ふたりの間には普段にはない、穏やかな空気が流れていた。
「じゃあ、早速だけどランドセル買いに行ってもいいかい?」
「…いいけど。(一緒に買いに行くことは予知してなかったな。)」
“いい雰囲気”はあっという間に霧散し、なまえが肩を落とすのも仕方がなかったのだった。
夜。帰宅して夕飯と入浴を済ませたチルドレンたちと皆本は、一緒に入浴するかどうかで一悶着あった(皆本が一方的に揶揄われた)。

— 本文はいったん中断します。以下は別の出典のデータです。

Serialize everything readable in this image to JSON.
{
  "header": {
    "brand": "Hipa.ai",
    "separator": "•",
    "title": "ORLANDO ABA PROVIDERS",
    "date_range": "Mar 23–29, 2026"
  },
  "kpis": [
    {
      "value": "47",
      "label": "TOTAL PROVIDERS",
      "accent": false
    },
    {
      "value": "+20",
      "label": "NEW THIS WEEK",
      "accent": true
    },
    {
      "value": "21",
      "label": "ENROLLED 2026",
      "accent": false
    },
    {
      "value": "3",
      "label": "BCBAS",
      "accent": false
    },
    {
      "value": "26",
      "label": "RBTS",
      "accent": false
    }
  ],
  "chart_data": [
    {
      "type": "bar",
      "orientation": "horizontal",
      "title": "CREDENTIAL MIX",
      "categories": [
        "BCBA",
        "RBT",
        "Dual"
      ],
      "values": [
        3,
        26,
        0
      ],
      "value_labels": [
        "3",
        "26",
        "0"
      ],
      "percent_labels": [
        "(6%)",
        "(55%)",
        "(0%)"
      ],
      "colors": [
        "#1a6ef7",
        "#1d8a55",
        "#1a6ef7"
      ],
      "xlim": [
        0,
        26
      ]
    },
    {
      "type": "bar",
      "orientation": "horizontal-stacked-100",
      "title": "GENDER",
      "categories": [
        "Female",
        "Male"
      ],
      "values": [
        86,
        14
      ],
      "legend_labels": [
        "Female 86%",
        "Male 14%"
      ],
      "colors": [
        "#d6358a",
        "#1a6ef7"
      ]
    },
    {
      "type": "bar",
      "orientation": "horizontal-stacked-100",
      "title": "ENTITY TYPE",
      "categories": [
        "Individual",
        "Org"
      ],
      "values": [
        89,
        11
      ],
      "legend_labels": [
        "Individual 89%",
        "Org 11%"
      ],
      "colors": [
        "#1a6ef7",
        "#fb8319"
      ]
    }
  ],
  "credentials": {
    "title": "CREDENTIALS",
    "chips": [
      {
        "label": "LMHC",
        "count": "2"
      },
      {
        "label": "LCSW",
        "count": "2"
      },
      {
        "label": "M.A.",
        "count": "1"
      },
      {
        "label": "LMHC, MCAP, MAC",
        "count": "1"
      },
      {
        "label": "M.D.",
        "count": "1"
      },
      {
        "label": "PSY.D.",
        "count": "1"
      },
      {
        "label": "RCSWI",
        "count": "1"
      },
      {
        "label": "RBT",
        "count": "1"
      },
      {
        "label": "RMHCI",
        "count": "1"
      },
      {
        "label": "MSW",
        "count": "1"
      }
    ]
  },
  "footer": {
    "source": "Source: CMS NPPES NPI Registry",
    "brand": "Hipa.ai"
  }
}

入浴は別に入り、平穏に寝れると思っていた皆本だったが…なぜかチルドレンの寝室のベットで一緒に寝ていた。
「でも寝るのは一緒な♡」
「まあ…そのくらいやったら…。」
「それもマズいだろう!!7歳すぎたらもうダメ!!」
「何がマズいってゆーの?紫穂わかんなーい♡」
ニヤニヤと笑う薫、恥じらいながらも満更ではなさそうな葵、力の限りツッコミをする皆本をくすくすと嘲笑う紫穂。
大人の皆本のツッコミになれているせいか、子供の皆本に怒鳴られてもチルドレンは余裕そうである。

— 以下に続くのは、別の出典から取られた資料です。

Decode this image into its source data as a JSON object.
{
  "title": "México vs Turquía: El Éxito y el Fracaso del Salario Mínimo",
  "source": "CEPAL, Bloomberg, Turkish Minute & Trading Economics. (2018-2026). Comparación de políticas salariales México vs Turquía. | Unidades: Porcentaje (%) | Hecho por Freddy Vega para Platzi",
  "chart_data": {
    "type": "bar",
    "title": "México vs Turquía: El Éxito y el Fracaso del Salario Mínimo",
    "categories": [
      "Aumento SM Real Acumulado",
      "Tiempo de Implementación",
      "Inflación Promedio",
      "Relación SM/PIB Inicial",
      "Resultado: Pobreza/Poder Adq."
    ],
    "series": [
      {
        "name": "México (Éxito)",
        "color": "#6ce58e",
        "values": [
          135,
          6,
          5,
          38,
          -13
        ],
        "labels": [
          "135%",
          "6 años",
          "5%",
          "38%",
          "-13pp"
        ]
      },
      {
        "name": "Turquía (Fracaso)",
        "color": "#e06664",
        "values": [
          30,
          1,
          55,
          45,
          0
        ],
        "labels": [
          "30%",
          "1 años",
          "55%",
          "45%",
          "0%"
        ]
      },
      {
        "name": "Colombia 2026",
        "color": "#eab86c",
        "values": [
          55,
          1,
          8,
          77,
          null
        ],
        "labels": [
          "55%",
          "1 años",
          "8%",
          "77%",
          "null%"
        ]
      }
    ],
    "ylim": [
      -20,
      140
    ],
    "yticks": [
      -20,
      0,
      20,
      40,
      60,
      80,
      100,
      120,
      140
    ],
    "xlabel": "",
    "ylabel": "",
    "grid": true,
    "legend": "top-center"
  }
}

しかし、皆本が反論する言葉を選んでいる少しの間に「ぐー」「かー」「すー」とチルドレンたちの健やかな寝息が聞こえ始めた。
「うっわ、もう寝てやがる。」
思わずげんなりと肩を落とした皆本は、一息つくと布団から抜け出す。
「やれやれ……。僕が使ってた部屋は…、!」
ベットを抜け出そうとした皆本は隣で眠っていたはずの薫に人差し指を引かれて立ち止まる。
起こしてしまったかと焦る皆本だったが、薫を振り返りそっと息を吐き出した。
「むにゃ……もっと……遊ぼうぜ───」
無防備に眠る薫は、いかにも幸せそうな顔で幸せそうに呟いた。
思わず笑った皆本は目覚めてからの驚きの今日一日を振り返った。
「…………(もし…このまま元に戻らなかったら、ここには僕の居場所があるんだろうか…。)」
皆本の胸に、切なさと少しの欲が生まれた瞬間であった。